Security was heightened in the already heavily fortified Green Zone of Baghdad, where the National Assembly will hold its long-awaited second session today to choose a parliament speaker and two deputies.
Negotiators haggled over who would get the parliament speaker job, considering interim President Ghazi al-Yawer. They hope the inclusion of Sunni Arabs like him in the new government will help quell the Sunni-led insurgency.
But Yawer turned down the post and instead asked the Shi'ite-led United Iraqi Alliance for the vice president's post, said Ali Faisal, political coordinator for the Shi'ite Political Council, which is part of the alliance.

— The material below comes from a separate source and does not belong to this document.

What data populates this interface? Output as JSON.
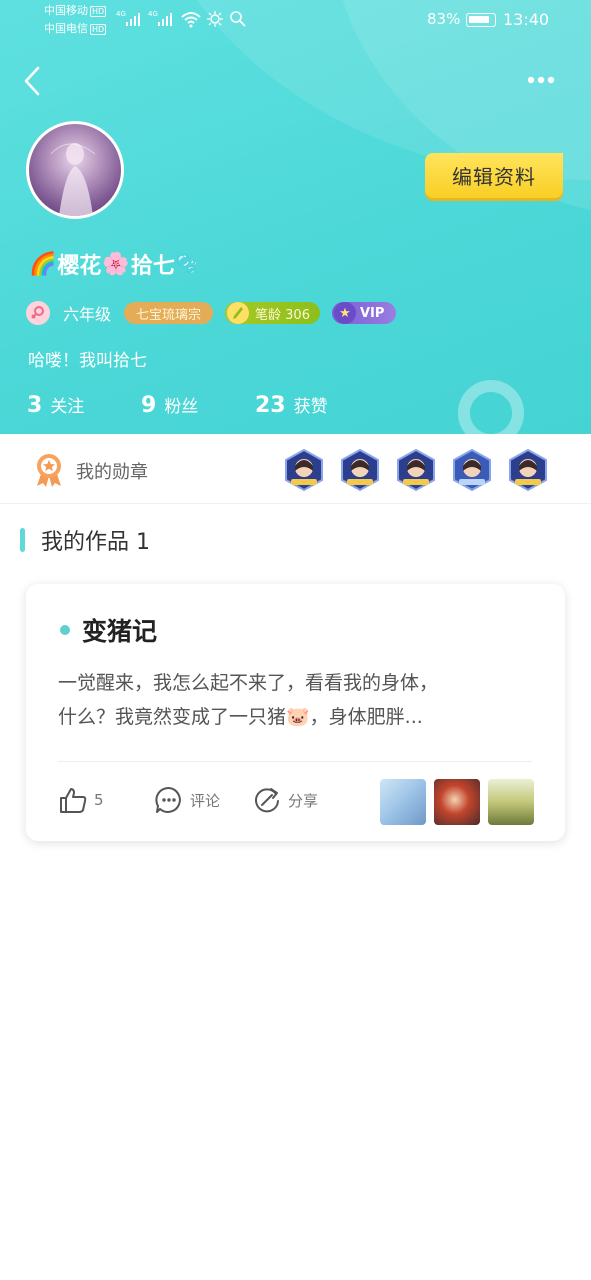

Alliance members agreed to nominate former nuclear scientist Hussain al-Shahristani as one of two deputy parliament speakers and interim Finance Minister Adel Abdul-Mahdi as one of two vice presidents.
Alliance negotiator Jawad al-Maliki said the Sunni Arabs were expected to name a candidate for the parliament's speaker position today.
Interim Interior Minister Falah al-Naqib predicted that militants will target today's National Assembly meeting -- only the second since the parliament was elected nearly two months ago in the nation's first free election in 50 years. The lawmakers met March 16 but repeatedly have postponed a second meeting because of negotiations over Cabinet positions.
Roads were blocked off yesterday, and security was tightened around the area, already surrounded by concrete blast walls and barbed wire. Several mortar rounds slammed into the banks of the Tigris River, just short of the Green Zone.
At a news conference, Naqib said the Iraqi Army may be capable of securing the nation in 18 months.